[TJS4-2] Perioperative fluid therapy
【 ライブ配信】
The choice of perioperative fluid has been one of on-going controversial issues in perioperative critical care. Acute crystalloid loading and hypervolemia result in fluid overload which may be associated with organ dysfunction and increased mortality. Protection or restoration of the endothelial glycocalyx layer may be an important therapeutic goal of fluid therapy. Large observational studies show hyperchloremia was associated with increased mortality, renal dysfunction & hospital stay in surgical patients. Recent large cluster-randomized, multiple-cross over trial show balanced crystalloid solutions resulted in improved composited outcomes including mortality & major adverse renal risk compared to 0.9%NaCl in critically ill adults. Colloids have been shown to be more effective than crystalloids for intravascular volume effect and improving systemic hemodynamics.

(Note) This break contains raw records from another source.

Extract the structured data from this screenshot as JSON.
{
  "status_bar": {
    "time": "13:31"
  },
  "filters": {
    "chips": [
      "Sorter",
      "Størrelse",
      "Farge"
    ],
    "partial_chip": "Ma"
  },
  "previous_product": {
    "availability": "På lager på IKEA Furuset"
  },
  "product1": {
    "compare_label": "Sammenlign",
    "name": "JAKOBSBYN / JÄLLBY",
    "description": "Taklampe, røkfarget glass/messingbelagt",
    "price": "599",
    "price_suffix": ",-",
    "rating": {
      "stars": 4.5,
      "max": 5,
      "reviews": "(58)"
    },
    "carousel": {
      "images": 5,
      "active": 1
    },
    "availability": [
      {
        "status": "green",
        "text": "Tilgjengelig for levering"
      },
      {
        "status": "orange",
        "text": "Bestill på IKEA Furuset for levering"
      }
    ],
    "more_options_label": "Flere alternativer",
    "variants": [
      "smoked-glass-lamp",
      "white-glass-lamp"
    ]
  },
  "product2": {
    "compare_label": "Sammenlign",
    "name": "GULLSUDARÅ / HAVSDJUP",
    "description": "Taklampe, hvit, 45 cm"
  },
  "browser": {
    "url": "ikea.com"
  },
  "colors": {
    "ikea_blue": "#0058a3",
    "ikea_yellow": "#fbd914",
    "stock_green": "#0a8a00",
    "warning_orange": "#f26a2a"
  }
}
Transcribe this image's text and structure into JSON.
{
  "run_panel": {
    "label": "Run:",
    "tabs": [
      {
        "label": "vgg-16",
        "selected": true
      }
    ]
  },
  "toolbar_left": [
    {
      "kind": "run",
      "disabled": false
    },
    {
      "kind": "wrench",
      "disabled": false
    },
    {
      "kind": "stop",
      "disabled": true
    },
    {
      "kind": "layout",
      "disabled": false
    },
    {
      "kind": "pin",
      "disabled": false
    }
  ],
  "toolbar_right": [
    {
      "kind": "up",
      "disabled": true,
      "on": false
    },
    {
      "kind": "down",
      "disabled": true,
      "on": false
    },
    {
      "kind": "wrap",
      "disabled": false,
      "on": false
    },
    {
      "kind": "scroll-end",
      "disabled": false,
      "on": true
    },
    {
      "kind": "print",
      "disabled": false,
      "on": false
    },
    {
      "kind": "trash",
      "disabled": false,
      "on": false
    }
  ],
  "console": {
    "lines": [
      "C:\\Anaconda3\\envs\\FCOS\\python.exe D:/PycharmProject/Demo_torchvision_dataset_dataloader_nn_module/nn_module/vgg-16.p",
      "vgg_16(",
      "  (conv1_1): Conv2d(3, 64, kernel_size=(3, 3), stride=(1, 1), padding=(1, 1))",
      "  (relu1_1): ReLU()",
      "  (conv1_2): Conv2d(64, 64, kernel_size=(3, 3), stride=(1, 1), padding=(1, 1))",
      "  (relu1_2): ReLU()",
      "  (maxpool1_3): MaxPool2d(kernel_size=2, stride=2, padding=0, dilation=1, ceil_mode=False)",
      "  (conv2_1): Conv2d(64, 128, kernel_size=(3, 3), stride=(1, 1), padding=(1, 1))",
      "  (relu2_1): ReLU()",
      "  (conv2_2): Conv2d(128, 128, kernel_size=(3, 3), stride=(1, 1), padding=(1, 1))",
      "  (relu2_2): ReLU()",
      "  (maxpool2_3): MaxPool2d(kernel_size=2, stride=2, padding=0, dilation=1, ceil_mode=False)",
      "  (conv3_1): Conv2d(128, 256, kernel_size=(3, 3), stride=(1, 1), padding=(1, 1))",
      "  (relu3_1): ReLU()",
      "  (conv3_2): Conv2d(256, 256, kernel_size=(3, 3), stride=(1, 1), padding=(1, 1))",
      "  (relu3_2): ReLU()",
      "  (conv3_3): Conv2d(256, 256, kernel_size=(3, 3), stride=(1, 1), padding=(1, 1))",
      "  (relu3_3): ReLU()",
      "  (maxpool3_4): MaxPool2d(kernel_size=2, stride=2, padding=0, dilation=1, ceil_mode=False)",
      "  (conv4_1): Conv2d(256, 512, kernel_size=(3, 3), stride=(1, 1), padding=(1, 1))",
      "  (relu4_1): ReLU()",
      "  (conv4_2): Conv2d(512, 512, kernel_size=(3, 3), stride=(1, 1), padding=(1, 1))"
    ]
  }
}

However, meta-analyses show association between hydroxyethyl starch and increased incidence of renal replacement therapy/mortality in mixed group of critically ill patients. Recent study show long-term disability-free survival was significantly higher in the colloid than crystalloid in major abdominal surgical patients. Optimizing fluid therapy with dynamic hemodynamic parameters in goal-directed hemodynamic/fluid management decreases morbidity & mortality in high risk surgical patients. Assisted fluid management strategy with tools that can suggest fluid bolus therapy & continuously re-assess the patient’s needs for further fluid may result in less fluid given but better hemodynamic profile. In summary, any perioperative fluids should be considered as drugs. Therefore, clinicians should have much more thoughtful consideration as no definitive recommendations on the most appropriate fluid of choice or how to optimize fluid therapy for every surgical patient yet.